Klimaschutz/Energie: Den Klimaschutzplan, der eine Verringerung der CO2-Emissionen zum Ziel hat, wollen CDU und FDP abschaffen. Zudem planen sie Einschnitte beim Ausbau der Windkraft. Der Mindestabstand zu Siedlungen soll bei 1500 Metern liegen. Damit verringern sich die für Anlagen zur Verfügung stehenden Flächen um 80 Prozent. Kritik kommt von Wirtschaftsforschern: "Die Pläne sind erstaunlich rückwärtsgewandt, insbesondere die Beschränkung der Windkraft. Es wirkt, als ob sich die neue Landesregierung der Braunkohle und dem Atomzeitalter verpflichtet fühlt", sagt Gustav A. Horn, wissenschaftlicher Direktor des gewerkschaftsnahen Instituts für Makroökonomie und Konjunkturforschung (IMK).

Finanzierung der Kommunen: Rot-Grün hatte finanzstärkere Kommunen dazu verpflichtet, mittels Kommunalsoli einen Ausgleich für schwächere Gemeinden zu zahlen. Schwarz-Gelb will dieses Instrument kippen. FDP-Chef Christian Lindner beteuert, keine Kommune werde künftig schlechter gestellt. Entlastet werden sollen die Kommunen beim Umgang mit Flüchtlingen ohne Bleibeperspektive. Sie sollen möglichst in den Aufnahmeeinrichtungen des Landes bleiben.

Gewerbe- und Grunderwerbsteuer: Der jetzige Hebesatz soll gedeckelt werden, um die NRW-Kommunen als Wirtschaftsstandorte attraktiver zu machen. Bei der Grunderwerbsteuer sollen Familien entlastet werden. Über eine Bundesratsinitiative will Schwarz-Gelb einen Freibetrag von 250 000 Euro pro Person durchsetzen, für Kinder eine zusätzliche Summe.

Verkehr: Mit einer Sechs-Tage-Woche auf Baustellen, einem landesweit einheitlichen, digitalen Ticketsystem für den Nahverkehr und der Einführung eines Azubi-Tickets wollen CDU und FDP die Staus bekämpfen.

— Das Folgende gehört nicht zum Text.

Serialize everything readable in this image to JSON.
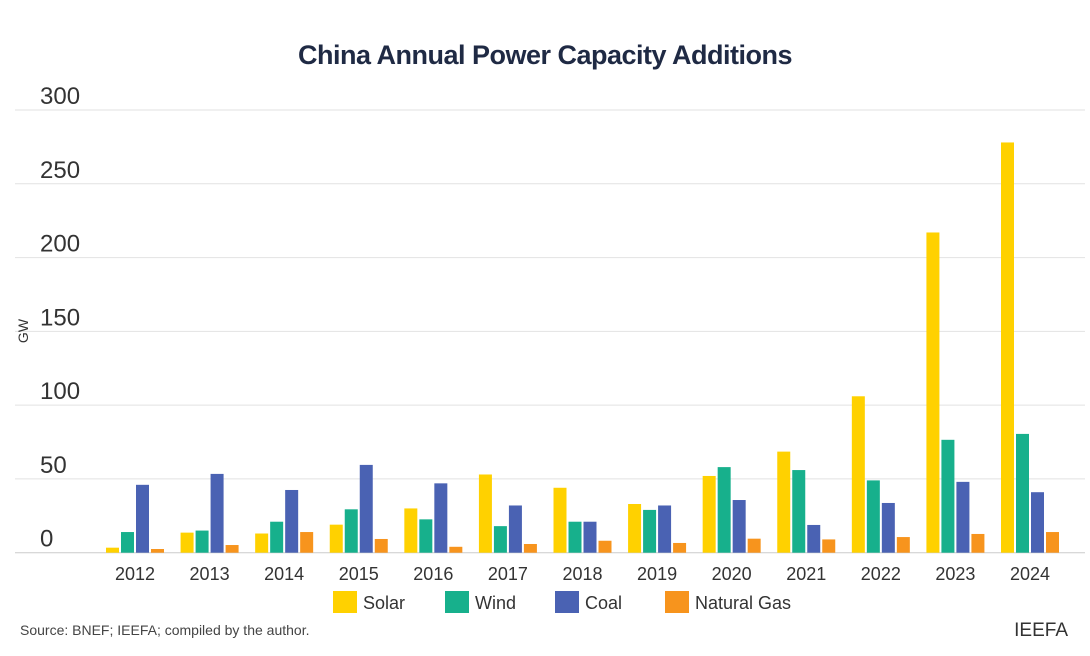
{
  "chart_data": {
    "type": "bar",
    "title": "China Annual Power Capacity Additions",
    "ylabel": "GW",
    "xlabel": "",
    "ylim": [
      0,
      300
    ],
    "yticks": [
      0,
      50,
      100,
      150,
      200,
      250,
      300
    ],
    "grid": true,
    "legend_position": "bottom",
    "categories": [
      "2012",
      "2013",
      "2014",
      "2015",
      "2016",
      "2017",
      "2018",
      "2019",
      "2020",
      "2021",
      "2022",
      "2023",
      "2024"
    ],
    "series": [
      {
        "name": "Solar",
        "color": "#FFD100",
        "values": [
          3.4,
          13.6,
          13,
          19,
          30,
          53,
          44,
          33,
          52,
          68.5,
          106,
          217,
          278
        ]
      },
      {
        "name": "Wind",
        "color": "#17B08C",
        "values": [
          14,
          15,
          21,
          29.4,
          22.6,
          18,
          21,
          29,
          58,
          56,
          49,
          76.5,
          80.5
        ]
      },
      {
        "name": "Coal",
        "color": "#4A62B3",
        "values": [
          46,
          53.4,
          42.5,
          59.5,
          47,
          32,
          21,
          32,
          35.7,
          18.8,
          33.7,
          48,
          41
        ]
      },
      {
        "name": "Natural Gas",
        "color": "#F7941D",
        "values": [
          2.5,
          5.2,
          14,
          9.3,
          4,
          5.9,
          8.1,
          6.6,
          9.5,
          9,
          10.6,
          12.7,
          14
        ]
      }
    ]
  },
  "footer": {
    "source": "Source: BNEF; IEEFA; compiled by the author.",
    "brand": "IEEFA"
  }
}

Polizei: Künftig sollen 2300 Polizeianwärter pro Jahr eingestellt werden. Bislang waren es 2000. Damit werden die Ausbildungskapazitäten ausgeschöpft. Noch-Innenminister Ralf Jäger (SPD) hatte dasselbe Ziel angekündigt. Zudem soll die Polizei entlastet werden: So will Schwarz-Gelb an beamteten Verwaltungsassistenten festhalten. Die von Rot-Grün geschaffenen 350 Stellen werden entfristet. Künftig sollen 500 pro Jahr hinzukommen. Die Polizei soll auch von Bagatellaufgaben entlastet werden. Beispiel: Die so genannte "Verkehrsüberwachung ohne Anhaltevorgang" soll von Kommunen übernommen werden können - also Geschwindigkeitskontrollen, bei denen die Fahrer nicht aus dem Verkehr gewunken werden, sondern das Knöllchen per Post zugeschickt bekommen. Die Polizeilaufbahn soll auch für Realschüler offenstehen.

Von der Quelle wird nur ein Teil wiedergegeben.